A digitized government – how advantageous would that be?
Governments are the living and breathing machines designed to run for the welfare of its citizens. The guarantee to serve and lift the wellness of those people depends on the smooth and unobstructed operation of a government agency. The more efficient its performance, the less troubled are its people.
As well-intentioned as it is, however, that machine’s operations are clogged up due to some unpleasant internal factors, and chief among them is its unavoidable paperwork. For an administration is regulated and controlled with papers as its centerpiece.
Nevertheless, governments have put much effort and considerations in managing paper documents and records. United States government itself, for example, has an independent agency National Archives and Records Administration (NARA) to preserve and document official and historical records. But questions emerge: how much data a federal government can protect? How accurate and reliable is that classified information? The stakes are high – a failed process or a carelessly handled document capture compromises the state government’s integrity and damages its earned credibility.

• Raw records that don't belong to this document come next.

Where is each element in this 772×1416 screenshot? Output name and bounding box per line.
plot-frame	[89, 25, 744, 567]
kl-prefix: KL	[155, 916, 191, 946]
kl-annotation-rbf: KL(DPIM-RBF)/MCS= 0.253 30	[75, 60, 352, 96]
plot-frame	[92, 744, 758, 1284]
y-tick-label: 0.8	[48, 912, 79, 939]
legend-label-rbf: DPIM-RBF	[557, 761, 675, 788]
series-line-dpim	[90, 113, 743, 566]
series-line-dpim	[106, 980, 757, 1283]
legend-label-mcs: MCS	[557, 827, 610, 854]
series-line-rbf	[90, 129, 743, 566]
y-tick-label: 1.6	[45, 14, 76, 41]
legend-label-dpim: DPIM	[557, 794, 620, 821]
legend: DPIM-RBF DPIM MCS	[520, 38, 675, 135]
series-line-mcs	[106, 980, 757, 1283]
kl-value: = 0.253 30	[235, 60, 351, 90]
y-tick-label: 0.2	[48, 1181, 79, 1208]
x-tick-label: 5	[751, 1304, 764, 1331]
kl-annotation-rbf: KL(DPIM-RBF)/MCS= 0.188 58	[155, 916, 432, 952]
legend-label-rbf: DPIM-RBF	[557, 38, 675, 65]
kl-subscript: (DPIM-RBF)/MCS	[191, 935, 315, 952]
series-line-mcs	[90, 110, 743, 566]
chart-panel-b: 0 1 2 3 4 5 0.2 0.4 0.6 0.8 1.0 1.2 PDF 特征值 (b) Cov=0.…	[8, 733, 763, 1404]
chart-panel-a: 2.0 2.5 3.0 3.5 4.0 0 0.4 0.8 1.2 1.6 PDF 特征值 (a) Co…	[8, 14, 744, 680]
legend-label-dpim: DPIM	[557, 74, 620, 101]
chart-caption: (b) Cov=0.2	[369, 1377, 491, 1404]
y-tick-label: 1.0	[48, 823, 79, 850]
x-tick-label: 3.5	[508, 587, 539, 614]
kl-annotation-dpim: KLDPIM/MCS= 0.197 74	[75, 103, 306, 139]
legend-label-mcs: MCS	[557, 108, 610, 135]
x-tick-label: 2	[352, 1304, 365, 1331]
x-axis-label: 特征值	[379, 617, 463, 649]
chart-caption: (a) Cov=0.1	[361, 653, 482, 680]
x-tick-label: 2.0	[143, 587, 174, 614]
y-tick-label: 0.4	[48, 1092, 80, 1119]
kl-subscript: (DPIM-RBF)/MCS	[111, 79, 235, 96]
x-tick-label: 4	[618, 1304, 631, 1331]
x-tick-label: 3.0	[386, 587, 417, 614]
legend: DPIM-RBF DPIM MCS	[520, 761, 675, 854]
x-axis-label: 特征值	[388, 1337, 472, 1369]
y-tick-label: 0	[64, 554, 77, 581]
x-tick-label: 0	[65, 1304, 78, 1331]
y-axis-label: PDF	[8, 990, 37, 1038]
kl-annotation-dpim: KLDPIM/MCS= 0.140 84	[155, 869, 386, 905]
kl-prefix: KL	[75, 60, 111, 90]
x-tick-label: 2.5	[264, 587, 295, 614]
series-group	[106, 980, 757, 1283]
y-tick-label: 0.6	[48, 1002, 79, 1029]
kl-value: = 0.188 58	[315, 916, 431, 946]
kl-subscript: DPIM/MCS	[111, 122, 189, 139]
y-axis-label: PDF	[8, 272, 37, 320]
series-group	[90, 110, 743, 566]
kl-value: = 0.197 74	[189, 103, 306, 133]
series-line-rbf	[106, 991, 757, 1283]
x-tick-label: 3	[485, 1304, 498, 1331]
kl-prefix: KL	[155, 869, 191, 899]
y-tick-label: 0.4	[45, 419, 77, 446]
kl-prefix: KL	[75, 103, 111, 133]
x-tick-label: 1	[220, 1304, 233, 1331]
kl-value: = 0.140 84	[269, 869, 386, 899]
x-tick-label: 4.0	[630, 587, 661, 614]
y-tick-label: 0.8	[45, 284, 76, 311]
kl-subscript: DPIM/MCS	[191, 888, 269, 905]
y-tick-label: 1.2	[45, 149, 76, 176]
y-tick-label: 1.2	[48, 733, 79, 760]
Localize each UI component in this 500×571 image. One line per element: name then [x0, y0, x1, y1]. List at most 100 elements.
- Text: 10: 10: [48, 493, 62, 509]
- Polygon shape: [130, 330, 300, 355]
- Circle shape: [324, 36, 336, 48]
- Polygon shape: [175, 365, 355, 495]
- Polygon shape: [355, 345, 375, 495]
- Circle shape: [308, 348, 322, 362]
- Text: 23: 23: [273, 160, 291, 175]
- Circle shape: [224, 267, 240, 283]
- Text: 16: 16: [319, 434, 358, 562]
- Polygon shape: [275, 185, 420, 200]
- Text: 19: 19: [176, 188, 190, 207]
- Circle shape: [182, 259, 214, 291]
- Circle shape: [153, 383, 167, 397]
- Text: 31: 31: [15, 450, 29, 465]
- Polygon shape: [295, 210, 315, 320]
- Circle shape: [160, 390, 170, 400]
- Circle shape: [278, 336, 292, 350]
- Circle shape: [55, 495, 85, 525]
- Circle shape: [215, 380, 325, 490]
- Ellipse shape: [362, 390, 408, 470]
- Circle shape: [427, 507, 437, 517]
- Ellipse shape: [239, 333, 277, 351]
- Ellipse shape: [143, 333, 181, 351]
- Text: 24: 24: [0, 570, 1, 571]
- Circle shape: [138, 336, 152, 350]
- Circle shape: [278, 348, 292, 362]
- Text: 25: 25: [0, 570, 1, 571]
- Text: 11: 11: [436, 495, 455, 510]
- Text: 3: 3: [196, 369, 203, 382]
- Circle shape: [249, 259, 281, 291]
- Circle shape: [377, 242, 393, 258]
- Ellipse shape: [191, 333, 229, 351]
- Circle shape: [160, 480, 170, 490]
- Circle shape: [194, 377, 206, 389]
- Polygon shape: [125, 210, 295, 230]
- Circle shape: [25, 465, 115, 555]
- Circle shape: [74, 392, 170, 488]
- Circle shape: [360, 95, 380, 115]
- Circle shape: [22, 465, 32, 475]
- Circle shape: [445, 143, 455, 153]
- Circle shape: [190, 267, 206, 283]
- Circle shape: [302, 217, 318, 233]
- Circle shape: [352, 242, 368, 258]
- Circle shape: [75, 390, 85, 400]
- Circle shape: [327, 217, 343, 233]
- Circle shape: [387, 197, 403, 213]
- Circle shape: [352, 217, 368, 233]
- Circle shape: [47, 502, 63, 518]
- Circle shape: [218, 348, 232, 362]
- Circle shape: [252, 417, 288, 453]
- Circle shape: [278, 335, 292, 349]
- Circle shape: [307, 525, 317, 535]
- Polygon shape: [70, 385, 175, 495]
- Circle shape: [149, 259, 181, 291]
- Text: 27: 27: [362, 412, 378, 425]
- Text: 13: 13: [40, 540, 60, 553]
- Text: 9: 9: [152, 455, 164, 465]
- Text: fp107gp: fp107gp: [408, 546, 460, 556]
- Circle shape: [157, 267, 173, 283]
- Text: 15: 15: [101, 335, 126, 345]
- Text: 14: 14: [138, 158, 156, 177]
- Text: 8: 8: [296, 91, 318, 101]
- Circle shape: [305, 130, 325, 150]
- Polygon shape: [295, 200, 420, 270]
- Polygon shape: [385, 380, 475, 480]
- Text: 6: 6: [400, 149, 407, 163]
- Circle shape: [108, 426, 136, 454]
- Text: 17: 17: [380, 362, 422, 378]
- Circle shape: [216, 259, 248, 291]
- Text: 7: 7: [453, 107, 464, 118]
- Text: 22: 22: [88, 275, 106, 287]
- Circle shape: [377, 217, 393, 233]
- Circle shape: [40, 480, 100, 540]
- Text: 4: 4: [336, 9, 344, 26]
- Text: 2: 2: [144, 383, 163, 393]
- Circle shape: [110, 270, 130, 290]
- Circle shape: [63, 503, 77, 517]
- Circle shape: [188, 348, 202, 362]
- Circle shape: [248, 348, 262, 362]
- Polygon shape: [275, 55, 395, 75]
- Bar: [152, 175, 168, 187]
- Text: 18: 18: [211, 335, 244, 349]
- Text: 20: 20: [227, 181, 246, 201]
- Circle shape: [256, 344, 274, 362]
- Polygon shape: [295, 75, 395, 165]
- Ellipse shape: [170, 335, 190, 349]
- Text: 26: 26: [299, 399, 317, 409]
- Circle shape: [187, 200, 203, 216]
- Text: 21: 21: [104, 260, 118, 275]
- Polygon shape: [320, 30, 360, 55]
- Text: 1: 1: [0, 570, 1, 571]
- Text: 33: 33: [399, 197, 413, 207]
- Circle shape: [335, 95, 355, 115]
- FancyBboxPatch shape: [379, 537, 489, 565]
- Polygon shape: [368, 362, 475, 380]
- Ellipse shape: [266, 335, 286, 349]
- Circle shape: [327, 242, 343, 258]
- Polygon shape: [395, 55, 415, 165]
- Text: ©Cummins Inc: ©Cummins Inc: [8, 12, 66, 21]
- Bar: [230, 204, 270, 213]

The major bottleneck of effective data management in a federal office is the age-old practice of manual data capture. For instance, the human resource department may receive thousands of paper-based reports such as housing and social services, census, tax records, loss compensations, and community healthcare every day. Is it possible to capture and store all these high-velocity and crucial data in real-time if the public administration opts for manual data entry? It may take weeks before an officer could make out how to use the captured data, not to mention the loss of hundreds of work hours.
As the force of the digital revolution upends every area of global business, government agencies would do well to adopt a digital workforce in their paperwork, too. That’s where digitized data capture comes in. Instead of striving hard with manual data entry, Kaptiche smart document capture automates the data extraction process and assists government agents in unearthing their federal records buried within large paper documents digitally.
This simplified process has broad implications. By saving time and massive human resources, Kaptiche, as in a chain reaction, sets off a series of beneficial edges. Gone are the times when people had to wait hours in queues to get their welfare documents processed. Automated document extraction is quick and reliable. Governments now can reduce their operational costs manifold, as they are not reliant on the human workforce to extract the documents.
Another intimidating threat for government agencies is undermined data security. To illustrate the point, for example, PwC's Global State of Information Security® Survey (GSISS) has found that only 39% of respondents are confident in their attribution capabilities.1 It is a startling revelation that the remaining 61% of developed enterprises are still unprepared for an unanticipated breach in its information security. Government agencies are not exempt from this growing problem either.
So how does Kaptiche resolve this? A typical agency suffers from documents mismanagement, the leak of confidential information, and misplaced or lost documents. All these issues are intrinsically connected with the same thread of non-digital static paper documents. Agents can employ stronger security measures by digitally capturing and archiving the information. But digital archival is the result of digitally converted data in the first place.
Kaptiche automatically pulls the agents’ E-mail attachments and extracts the critical data. Government agencies should, in turn, store the data in a repository for the quick retrieval of archived intelligence. This first step of data digitization is the prime contribution of Kaptiche’s smart document capture.
Kaptiche renders the extracted data searchable. With this single most significant support, document data capture has eliminated the painstaking process of manually searching through millions of paper documents to retrieve even a small bit of information. United States government enacted the Freedom of Information Act (FOIA) to disclose unreleased details upon request. If one has to draw a business license resource from a historical document, clerks have to rummage through databases and files. By allowing the same data electronically searchable, any information, no matter its period, will burst forth with a few keywords.
All said, automated document extraction creates a great knowledge reservoir and helps governments to reclaim their workplace efficiency like never before.